Traces of particular proteins isolated from blood or human tissues could signal the presence of disease. By developing the technologies needed to detect such proteins, the Moritz group is helping to usher in a new era in medicine.
The Moritz Lab is helping to develop, apply and disseminate the technologies required for the quantitative analysis of proteins and their interactions with each other and with other components of the cell. These analyses could in turn lead to clinical tests that can provide reliable, sensitive and high-throughput identifications of disease biomarkers for personalized medicine.
As director of proteomics at ISB, Moritz is the leader of the effort at ISB to establish a Human Multiple Reaction Monitoring (MRM) Atlas, a comprehensive resource designed to enable scientists to perform quantitative analysis of all human proteins. The project is expected to fuel important research gains in biomarker discovery and validation, the search for protein-based diagnostic tests, personalized medicine, and human health monitoring.
Before moving to ISB in 2008 from the Ludwig Institute for Cancer Research in Melbourne, Australia, Moritz established a shared bioinformatics center that enabled proteomic researchers anywhere in Australia to analyze mass spectrometry data. At ISB he has continued that work by creating a national facility with online tools for data analysis. In addition, a new web application developed in partnership with other researchers at ISB provides an improved interface, new visualization options, and new data analysis methods to handle multi-dimensional data sets.
Moritz has collaborated with a wide variety of researchers on specific diseases. For example, when mass spectrometry replaced earlier techniques for protein identification, he embarked on several projects to find proteins that are shed into the blood by colorectal cancers. As part of these projects, Moritz developed a series of tools to separate particular classes of proteins from complex samples. He also has designed and implemented technologies used in proteomics laboratories across the globe.

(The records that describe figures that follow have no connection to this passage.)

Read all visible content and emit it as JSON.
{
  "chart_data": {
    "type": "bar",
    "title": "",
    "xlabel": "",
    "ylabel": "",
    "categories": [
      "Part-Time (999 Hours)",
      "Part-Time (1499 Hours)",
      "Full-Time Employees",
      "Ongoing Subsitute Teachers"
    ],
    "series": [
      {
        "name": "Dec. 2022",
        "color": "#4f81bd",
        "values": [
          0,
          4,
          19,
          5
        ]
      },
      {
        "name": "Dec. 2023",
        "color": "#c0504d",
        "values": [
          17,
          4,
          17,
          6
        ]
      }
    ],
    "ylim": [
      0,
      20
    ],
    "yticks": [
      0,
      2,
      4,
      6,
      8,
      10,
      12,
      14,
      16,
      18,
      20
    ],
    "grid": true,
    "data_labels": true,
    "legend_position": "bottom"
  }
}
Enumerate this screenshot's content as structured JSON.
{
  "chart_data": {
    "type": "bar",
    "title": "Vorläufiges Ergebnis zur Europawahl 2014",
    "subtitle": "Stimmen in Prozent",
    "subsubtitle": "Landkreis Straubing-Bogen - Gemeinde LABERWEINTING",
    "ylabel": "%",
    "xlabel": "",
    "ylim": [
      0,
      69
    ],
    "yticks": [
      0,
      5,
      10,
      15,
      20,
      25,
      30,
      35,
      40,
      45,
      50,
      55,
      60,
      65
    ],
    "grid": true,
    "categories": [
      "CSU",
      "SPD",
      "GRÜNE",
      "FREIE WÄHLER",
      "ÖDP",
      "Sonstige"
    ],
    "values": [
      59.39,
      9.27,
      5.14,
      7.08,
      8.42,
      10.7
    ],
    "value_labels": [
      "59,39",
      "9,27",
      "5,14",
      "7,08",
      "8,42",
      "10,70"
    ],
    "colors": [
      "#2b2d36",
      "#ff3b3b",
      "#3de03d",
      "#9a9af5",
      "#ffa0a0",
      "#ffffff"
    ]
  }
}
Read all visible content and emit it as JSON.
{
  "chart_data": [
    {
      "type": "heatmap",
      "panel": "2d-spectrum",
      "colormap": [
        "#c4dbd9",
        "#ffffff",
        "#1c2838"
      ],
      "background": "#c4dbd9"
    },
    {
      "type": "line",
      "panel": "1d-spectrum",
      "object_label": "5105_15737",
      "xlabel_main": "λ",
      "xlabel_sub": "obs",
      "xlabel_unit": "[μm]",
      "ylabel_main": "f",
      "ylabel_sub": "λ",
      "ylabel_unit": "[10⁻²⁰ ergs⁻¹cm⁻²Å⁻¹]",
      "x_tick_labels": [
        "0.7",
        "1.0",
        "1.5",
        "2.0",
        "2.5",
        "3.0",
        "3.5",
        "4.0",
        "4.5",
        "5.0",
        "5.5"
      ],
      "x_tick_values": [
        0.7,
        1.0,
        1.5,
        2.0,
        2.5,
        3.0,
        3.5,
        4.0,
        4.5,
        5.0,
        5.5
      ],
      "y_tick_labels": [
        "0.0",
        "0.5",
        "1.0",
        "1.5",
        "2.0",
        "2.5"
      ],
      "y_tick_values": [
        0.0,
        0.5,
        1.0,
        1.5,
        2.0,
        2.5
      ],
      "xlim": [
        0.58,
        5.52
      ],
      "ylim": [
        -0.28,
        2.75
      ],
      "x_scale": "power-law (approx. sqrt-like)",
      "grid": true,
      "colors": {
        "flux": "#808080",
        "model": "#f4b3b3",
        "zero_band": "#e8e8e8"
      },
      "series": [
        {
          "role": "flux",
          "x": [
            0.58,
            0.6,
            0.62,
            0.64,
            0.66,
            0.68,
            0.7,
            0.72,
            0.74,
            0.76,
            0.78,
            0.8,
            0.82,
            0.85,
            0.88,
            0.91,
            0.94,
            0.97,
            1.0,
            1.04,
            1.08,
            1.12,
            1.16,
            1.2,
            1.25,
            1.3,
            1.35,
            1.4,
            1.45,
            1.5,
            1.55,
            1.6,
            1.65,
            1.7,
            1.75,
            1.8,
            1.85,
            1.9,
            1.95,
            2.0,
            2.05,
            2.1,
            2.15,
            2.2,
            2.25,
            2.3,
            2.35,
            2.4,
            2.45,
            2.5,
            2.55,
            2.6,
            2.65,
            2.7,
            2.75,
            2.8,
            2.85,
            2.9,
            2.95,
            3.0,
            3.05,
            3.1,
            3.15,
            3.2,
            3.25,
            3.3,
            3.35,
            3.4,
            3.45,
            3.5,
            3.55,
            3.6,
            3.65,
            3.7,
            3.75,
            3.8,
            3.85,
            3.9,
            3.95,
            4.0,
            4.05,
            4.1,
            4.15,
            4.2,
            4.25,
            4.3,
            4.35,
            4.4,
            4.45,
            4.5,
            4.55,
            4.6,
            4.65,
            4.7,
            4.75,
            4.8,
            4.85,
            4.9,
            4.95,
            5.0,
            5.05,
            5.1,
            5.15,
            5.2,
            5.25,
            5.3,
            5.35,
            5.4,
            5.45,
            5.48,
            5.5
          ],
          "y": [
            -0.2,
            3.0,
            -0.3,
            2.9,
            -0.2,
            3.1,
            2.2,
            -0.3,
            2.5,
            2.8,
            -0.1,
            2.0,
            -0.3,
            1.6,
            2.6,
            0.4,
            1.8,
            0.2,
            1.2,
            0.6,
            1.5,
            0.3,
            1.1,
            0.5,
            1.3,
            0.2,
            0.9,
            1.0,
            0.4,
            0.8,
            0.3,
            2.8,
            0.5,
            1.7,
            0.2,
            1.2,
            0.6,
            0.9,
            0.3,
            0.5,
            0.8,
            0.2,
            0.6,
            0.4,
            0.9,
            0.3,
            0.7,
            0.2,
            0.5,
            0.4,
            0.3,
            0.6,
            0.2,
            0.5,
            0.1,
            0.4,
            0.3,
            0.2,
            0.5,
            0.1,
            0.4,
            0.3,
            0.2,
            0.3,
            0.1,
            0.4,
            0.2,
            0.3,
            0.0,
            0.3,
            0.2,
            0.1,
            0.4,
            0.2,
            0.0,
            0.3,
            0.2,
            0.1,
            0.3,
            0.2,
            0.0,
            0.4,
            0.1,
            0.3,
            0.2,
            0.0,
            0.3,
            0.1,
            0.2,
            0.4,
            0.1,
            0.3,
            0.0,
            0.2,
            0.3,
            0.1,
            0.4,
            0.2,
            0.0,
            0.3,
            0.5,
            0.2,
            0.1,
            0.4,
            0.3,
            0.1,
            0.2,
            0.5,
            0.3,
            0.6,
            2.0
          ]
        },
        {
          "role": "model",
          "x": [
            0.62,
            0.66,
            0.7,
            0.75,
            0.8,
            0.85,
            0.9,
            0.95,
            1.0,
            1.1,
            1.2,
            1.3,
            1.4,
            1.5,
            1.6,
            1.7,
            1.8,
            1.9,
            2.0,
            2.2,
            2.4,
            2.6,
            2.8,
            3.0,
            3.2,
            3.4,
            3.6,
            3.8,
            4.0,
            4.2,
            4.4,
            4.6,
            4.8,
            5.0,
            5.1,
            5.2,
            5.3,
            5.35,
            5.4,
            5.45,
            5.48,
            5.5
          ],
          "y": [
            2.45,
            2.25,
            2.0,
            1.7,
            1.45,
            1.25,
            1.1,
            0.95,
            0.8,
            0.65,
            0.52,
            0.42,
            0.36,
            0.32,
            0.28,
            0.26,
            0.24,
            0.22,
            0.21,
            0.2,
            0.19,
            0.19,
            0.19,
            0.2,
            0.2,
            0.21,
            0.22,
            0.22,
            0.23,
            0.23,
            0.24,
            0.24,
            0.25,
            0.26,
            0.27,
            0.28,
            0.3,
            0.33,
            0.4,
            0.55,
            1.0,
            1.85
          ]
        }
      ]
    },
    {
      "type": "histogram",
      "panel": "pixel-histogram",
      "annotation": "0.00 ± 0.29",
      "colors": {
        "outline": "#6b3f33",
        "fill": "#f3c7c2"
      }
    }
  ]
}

The use of blood and tissue samples to look for biomarkers that indicate the presence or stage of a disease presents many challenges. For example, proteins in the blood have an extraordinary range of abundances, with common proteins like albumin billions of times more abundant than trace proteins like cytokines. To overcome these difficulties, Moritz and his colleagues at ISB and in Australia have been developing techniques to detect proteins that are difficult to isolate and purify. For example, one technique relies on a two-step method to detect and study low-abundance proteins that occur on cell surfaces and are involved in cell adhesion, the transport of molecules through cell membranes, and cell-to-cell communications.
Source: Mathias RA, Chen YS, Goode RJ, Kapp EA, Mathivanan S, Moritz RL, Zhu HJ, Simpson RJ. 2011. Tandem application of cationic colloidal silica and Triton X-114 for plasma membrane protein isolation and purification: Towards developing an MDCK protein database. Proteomics.